CHERIoT Programmers’ Guide published!

The cover of the CHERIoT Programmers' Guide, featuring many cats in boxes as a zoomed-in image from the top of a chip, with the tag line 'safe and secure compartmentalisation'

As of this week, the first edition of the CHERIoT Programmers’ Guide is available for purchase! The eBook editions are available now, the print edition is with the publisher and will appear on that page in the next few days.

A lot of people have provided feedback on the current edition. The four technical reviewers, Phil Day, Richard Edgar, Adam Finney, and Hugo McNally, all did detailed reads. Amanda Robinson, our copyeditor, did a great job in cleaning up my writing. I’d like to thank Michael W. Lucas for recommending Amanda and the draft2digital flow for publishing. And, of course, I wouldn’t have been able to focus on writing it without the generous grant from UKRI Discribe Hub+, funded through the Economic and Social Research Council [ES/V003666/1]

I started writing the CHERIoT book near the end of 2023, shortly after leaving Microsoft. The initial commit was on November 6th, which had the rough skeleton of the book, a little over 21,000 words. Prior to that, we had several documents but they were not written as a cohesive set of materials, each was stand-alone documentation for a single component.

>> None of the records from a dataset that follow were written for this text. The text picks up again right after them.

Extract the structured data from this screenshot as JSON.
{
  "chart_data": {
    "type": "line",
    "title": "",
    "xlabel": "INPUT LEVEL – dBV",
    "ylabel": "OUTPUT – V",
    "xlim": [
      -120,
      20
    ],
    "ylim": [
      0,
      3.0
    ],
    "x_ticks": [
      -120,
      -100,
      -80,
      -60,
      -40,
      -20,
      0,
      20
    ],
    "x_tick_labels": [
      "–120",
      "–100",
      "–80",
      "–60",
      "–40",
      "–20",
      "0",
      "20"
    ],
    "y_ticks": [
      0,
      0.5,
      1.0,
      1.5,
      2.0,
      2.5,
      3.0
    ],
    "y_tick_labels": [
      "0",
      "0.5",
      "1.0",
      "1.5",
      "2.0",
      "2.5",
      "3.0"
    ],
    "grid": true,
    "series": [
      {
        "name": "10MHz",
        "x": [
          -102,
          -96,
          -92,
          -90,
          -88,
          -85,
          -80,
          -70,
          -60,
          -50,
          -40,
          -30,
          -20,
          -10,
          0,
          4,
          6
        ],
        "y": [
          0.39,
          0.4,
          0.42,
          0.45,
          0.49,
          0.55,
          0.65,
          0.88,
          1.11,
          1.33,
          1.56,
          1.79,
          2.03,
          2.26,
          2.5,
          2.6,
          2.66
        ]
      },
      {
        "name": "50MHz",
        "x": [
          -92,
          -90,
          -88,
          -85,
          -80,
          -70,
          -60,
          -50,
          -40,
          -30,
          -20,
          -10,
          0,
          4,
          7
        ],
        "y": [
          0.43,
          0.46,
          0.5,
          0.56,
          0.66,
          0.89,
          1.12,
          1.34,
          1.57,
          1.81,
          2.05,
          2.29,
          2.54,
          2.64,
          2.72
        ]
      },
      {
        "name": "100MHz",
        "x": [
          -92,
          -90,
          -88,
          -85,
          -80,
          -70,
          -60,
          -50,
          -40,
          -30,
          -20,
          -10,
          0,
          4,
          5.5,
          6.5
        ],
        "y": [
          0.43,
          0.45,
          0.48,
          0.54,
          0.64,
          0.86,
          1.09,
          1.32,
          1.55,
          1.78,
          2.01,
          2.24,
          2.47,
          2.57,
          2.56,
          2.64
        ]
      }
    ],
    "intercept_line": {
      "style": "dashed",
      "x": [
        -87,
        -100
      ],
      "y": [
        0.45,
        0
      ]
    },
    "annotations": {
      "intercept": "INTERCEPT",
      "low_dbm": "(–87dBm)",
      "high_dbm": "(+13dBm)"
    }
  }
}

Last July, Discribe Hub put out a funding call for beginners guides to developing on CHERI. This seemed like a great fit for the CHERIoT book. CHERIoT’s secondary mission has always been to showcase the abstractions that you can build if you are able to assume CHERI from the ground up, making it an excellent platform to learn about CHERI.

At this point, the draft was a bit over 25,000 words. Most importantly, it lacked any example code. We proposed finishing the text, adding examples, and having the book reviewed by technical experts and professionally copyedited as a grant request.

This was funded in November. At which point, I got Knuth’d¹.

I wrote my first book in LaTeX and it produced beautiful PDFs but was hard to generate good HTML (or XHTML for ePub). For my second book, I wrote semantic markup that happened to be valid LaTeX, so it could be included as LaTeX files but also parsed with another tool that would generate HTML.

For the CHERIoT book, I’d hoped to use AsciiDoctor and AsciiDoxy, which let me embed documentation snippets parsed from Doxygen markup. Unfortunately, this didn’t work well. AsciiDoc favoured presentation markup and had a lot of markup (I had to remember to type {cpp} instead of C++ everywhere, because ++ was markup). Favouring presentation markup is a problem because if it’s easier for me to mark something up as fixed-width than it is for me to mark it as C code or Rego code, I will. This loses information that is useful if you want to improve the typesetting later.

AsciiDoxy crashed on newer versions of the RTOS headers and I couldn’t figure out why. For previous books, I’d used libclang to extract annotated regions from examples and make sure that code listings actually worked but AsciiDoctor’s plugin model was poorly documented and I couldn’t work out how to do this (and, especially, how to build a text tree that used the same formatting that inline code markup used.

So I wrote a new tool, named igk (I got Knuth’d), which parses a slightly cleaned-up TeX-style markup (largely copied from SILE) and is structured as a compiler. It runs a set of passes (written in Lua) that transform the tree and then generates some output. For the CHERIoT book, this is configured to produce four outputs:

HTML for online viewing.
PDFs for online reading.
PDFs (which, for example, replace hyperlinks with footnotes that contain the target URL) for the printers.
ePub (which passes the official ePub3 validation tool) for eBook readers.

The PDFs are generated by emitting XML that SILE then typesets. SILE is a modern reimplementation of the TeX algorithms in Lua.

This slightly convoluted flow means that we can typeset C/C++ sources that include CHERIoT language extensions. They are parsed with the version of libclang built from the CHERIoT LLVM tree. The same libclang parses doc comments from headers so that the book can include the canonical documentation rather than reproducing it, where this makes sense.

All of the examples in the book now live in the book-examples repository. The text included in the book is extracted from these files, so we can make sure that they actually build and work.

This makes it easy to not just release the book, but maintain it as a living document. The current length is a bit over 62,000 words, not counting code listings or text from header documentation. The first edition is a reviewed and copy-edited snapshot, but we will keep evolving the book towards a second and future editions. At any point, the latest drafts will remain available available for free, in their current home.

Donald Knuth famously got sidetracked from writing The Art of Computer Programming and implemented TeX, a complete typesetting program. I didn’t get quite as badly sidetracked. ↩